Student demands focused on "dissatisfaction, traumatization, and boredom," that is, "the Humanities program as it exists today" which "ignores and erases the humanity of its students and of peoples around the globe." . . . "We are diverse, with many different life experiences, also shaped by colonization, U.S., and Western imperialist, neo-politics, and oppression under racist, sexist, classist, heteronormative and homophobic, transphobic, queerphobic, ableist, nationalistic, xenophobic systems which perpetuate conquest, genocide of indigenous peoples, and pervasive systemic inequities."
Students spoke of oppression perpetrated by the Administration: "The first manifest demand is a complete change in the curriculum from a Whiteness-dominated curriculum to a non-Eurocentric interdisciplinary curriculum. If the (MRC) is unable to tackle these requirements, we demand that it be converted into a department so as to be accountable to another college."
What Students at MRC Seek
If MRC students are seeking social justice and equality for all, if they are to make sense of this complex world, they ought to study the Humanities. If they are curious about how other cultures have learned to develop feelings of compassion, tolerance, respect, empathy, they ought to study the Humanities. If they are curious about how creative other people can be, if students are determined to live in a democracy of free citizens, the Humanities should be studied. Without the Humanities, democracy would not exist.
More in The Way of Beauty
The Crisis of Higher Education
In this country, we are experiencing an intellectual crisis that has already affected our work force, our politics, and our culture. Western civilization, the human culmination of centuries of learning is under attack by an identity-driven student population exemplified by the protesters at MRC. Whereas many academic leaders fail to uphold the purpose of teaching Western civilization, the faculty at MRC values it.
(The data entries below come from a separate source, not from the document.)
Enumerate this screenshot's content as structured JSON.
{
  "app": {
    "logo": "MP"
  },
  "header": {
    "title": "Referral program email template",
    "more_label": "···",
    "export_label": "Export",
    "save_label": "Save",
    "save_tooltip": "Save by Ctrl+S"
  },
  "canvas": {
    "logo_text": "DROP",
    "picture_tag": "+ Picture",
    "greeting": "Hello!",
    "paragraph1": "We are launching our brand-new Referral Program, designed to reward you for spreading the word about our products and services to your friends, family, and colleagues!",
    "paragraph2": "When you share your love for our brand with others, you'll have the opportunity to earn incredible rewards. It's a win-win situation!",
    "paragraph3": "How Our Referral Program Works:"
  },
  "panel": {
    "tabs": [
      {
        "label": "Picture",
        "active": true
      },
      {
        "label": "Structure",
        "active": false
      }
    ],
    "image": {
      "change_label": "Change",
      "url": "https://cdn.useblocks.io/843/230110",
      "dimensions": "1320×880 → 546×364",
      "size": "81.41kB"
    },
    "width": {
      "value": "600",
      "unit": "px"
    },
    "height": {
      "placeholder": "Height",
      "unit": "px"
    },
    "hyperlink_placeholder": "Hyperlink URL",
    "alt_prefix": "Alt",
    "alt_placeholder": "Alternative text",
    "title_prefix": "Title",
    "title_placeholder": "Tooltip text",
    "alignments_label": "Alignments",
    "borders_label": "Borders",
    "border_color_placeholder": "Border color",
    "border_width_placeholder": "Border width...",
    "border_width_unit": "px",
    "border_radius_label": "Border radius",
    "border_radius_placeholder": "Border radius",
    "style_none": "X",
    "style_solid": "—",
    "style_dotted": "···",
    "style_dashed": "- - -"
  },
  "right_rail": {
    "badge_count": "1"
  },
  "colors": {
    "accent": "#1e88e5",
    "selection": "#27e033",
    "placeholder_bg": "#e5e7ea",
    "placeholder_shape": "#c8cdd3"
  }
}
Whereas academic leaders don't believe that the Humanities have any fundamental influence on their students, the faculty at MRC is invested in it. Shared values-this is what brings the world together.
MRC is not alone in promoting a Humanities core curriculum. Many non-sectarian and private colleges proudly offer a core curriculum around which other subjects are framed. At least twenty-five colleges and universities in the United States offer the Great Books tradition to their undergraduates. These books are part of the great conversation about the universal ideas of cultures and civilizations, always related to ethical and religious values.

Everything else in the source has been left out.